Segunda a promotora de Justiça Marcela do Amaral Amado, representante do Ministério Público, o TAC corrige uma série de distorções na cobrança desses impostos em Guapimirim: "Este compromisso dará mais segurança ao contribuinte e evitará que as demandas referentes a este tema proliferem no Judiciário". O prefeito da cidade, Jocelito Pereira de Oliveira, mostrou-se muito satisfeito com a celebração do acordo. "Este TAC é um enorme avanço.
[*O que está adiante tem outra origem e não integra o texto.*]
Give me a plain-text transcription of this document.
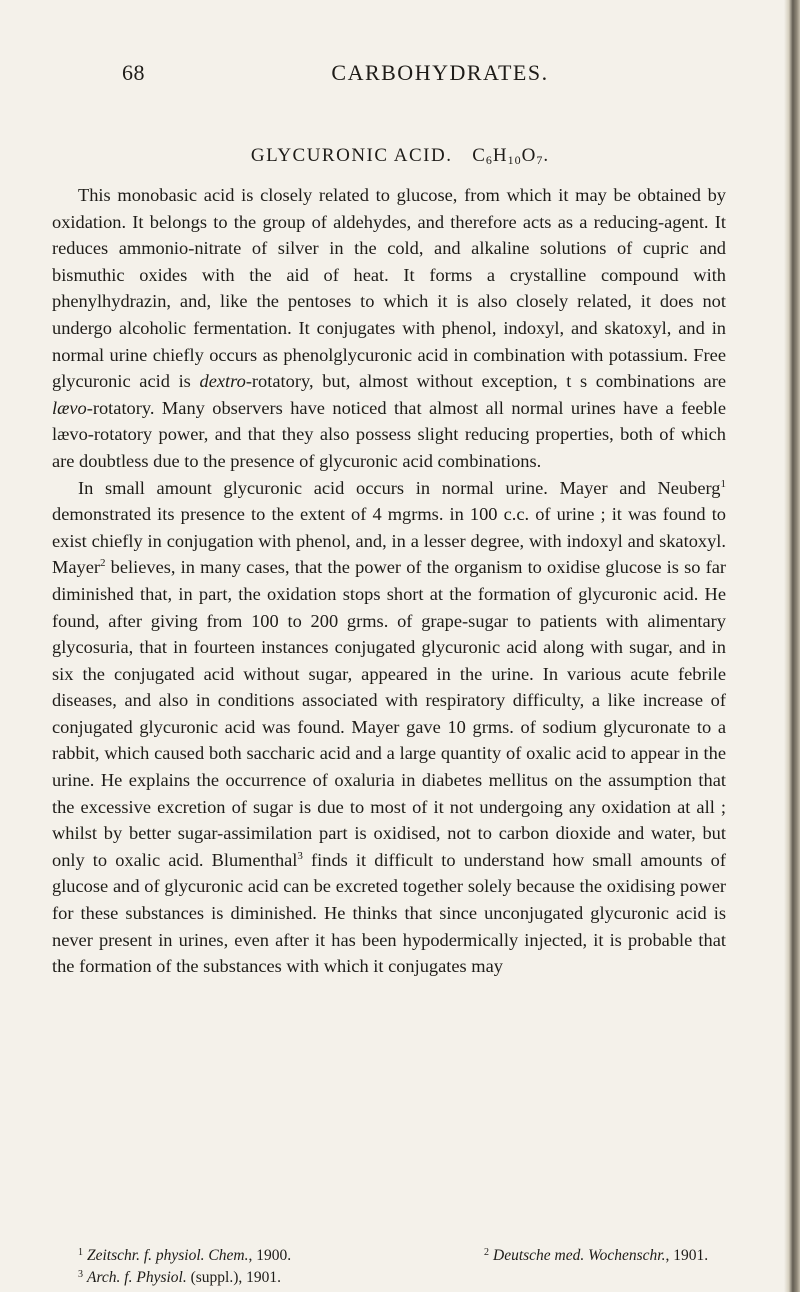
68	CARBOHYDRATES.
GLYCURONIC ACID. $C_6H_{10}O_7$.

This monobasic acid is closely related to glucose, from which it may be obtained by oxidation. It belongs to the group of aldehydes, and therefore acts as a reducing-agent. It reduces ammonio-nitrate of silver in the cold, and alkaline solutions of cupric and bismuthic oxides with the aid of heat. It forms a crystalline compound with phenylhydrazin, and, like the pentoses to which it is also closely related, it does not undergo alcoholic fermentation. It conjugates with phenol, indoxyl, and skatoxyl, and in normal urine chiefly occurs as phenolglycuronic acid in combination with potassium. Free glycuronic acid is dextro-rotatory, but, almost without exception, t s combinations are lævo-rotatory. Many observers have noticed that almost all normal urines have a feeble lævo-rotatory power, and that they also possess slight reducing properties, both of which are doubtless due to the presence of glycuronic acid combinations.

In small amount glycuronic acid occurs in normal urine. Mayer and Neuberg$^1$ demonstrated its presence to the extent of 4 mgrms. in 100 c.c. of urine ; it was found to exist chiefly in conjugation with phenol, and, in a lesser degree, with indoxyl and skatoxyl. Mayer$^2$ believes, in many cases, that the power of the organism to oxidise glucose is so far diminished that, in part, the oxidation stops short at the formation of glycuronic acid. He found, after giving from 100 to 200 grms. of grape-sugar to patients with alimentary glycosuria, that in fourteen instances conjugated glycuronic acid along with sugar, and in six the conjugated acid without sugar, appeared in the urine. In various acute febrile diseases, and also in conditions associated with respiratory difficulty, a like increase of conjugated glycuronic acid was found. Mayer gave 10 grms. of sodium glycuronate to a rabbit, which caused both saccharic acid and a large quantity of oxalic acid to appear in the urine. He explains the occurrence of oxaluria in diabetes mellitus on the assumption that the excessive excretion of sugar is due to most of it not undergoing any oxidation at all ; whilst by better sugar-assimilation part is oxidised, not to carbon dioxide and water, but only to oxalic acid. Blumenthal$^3$ finds it difficult to understand how small amounts of glucose and of glycuronic acid can be excreted together solely because the oxidising power for these substances is diminished. He thinks that since unconjugated glycuronic acid is never present in urines, even after it has been hypodermically injected, it is probable that the formation of the substances with which it conjugates may

$^1$ Zeitschr. f. physiol. Chem., 1900.	$^2$ Deutsche med. Wochenschr., 1901.
$^3$ Arch. f. Physiol. (suppl.), 1901.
A arrecadação resultante destes impostos estava fora da realidade, e agora vamos corrigir as distorções, tudo em conformidade com a legislação, graças ao apoio do Ministério Público e do TCE", disse.

Também estiveram presentes ao evento o conselheiro-substituto do TCE-RJ Rodrigo Melo do Nascimento, o procurador-geral do Ministério Público Especial, Sérgio Paulo de Abreu Martins Teixeira, o procurador-geral de Guapimirim, Fabrício Villa Flor, e a secretária de Fazenda do município, Lucimar Simas da Silva Tito.

A celebração do TAC visou a atender determinações propostas em auditoria cumprida no âmbito do plano anual de auditorias governamentais de 2015, em especial as relativas à ausência de fator de correção para apuração de base de cálculo de IPTU e à não utilização de fatores previstos na Planta Genérica de Valores quando do lançamento do tributo, gerando incorreções e provável renúncia de receita pelo ente municipal.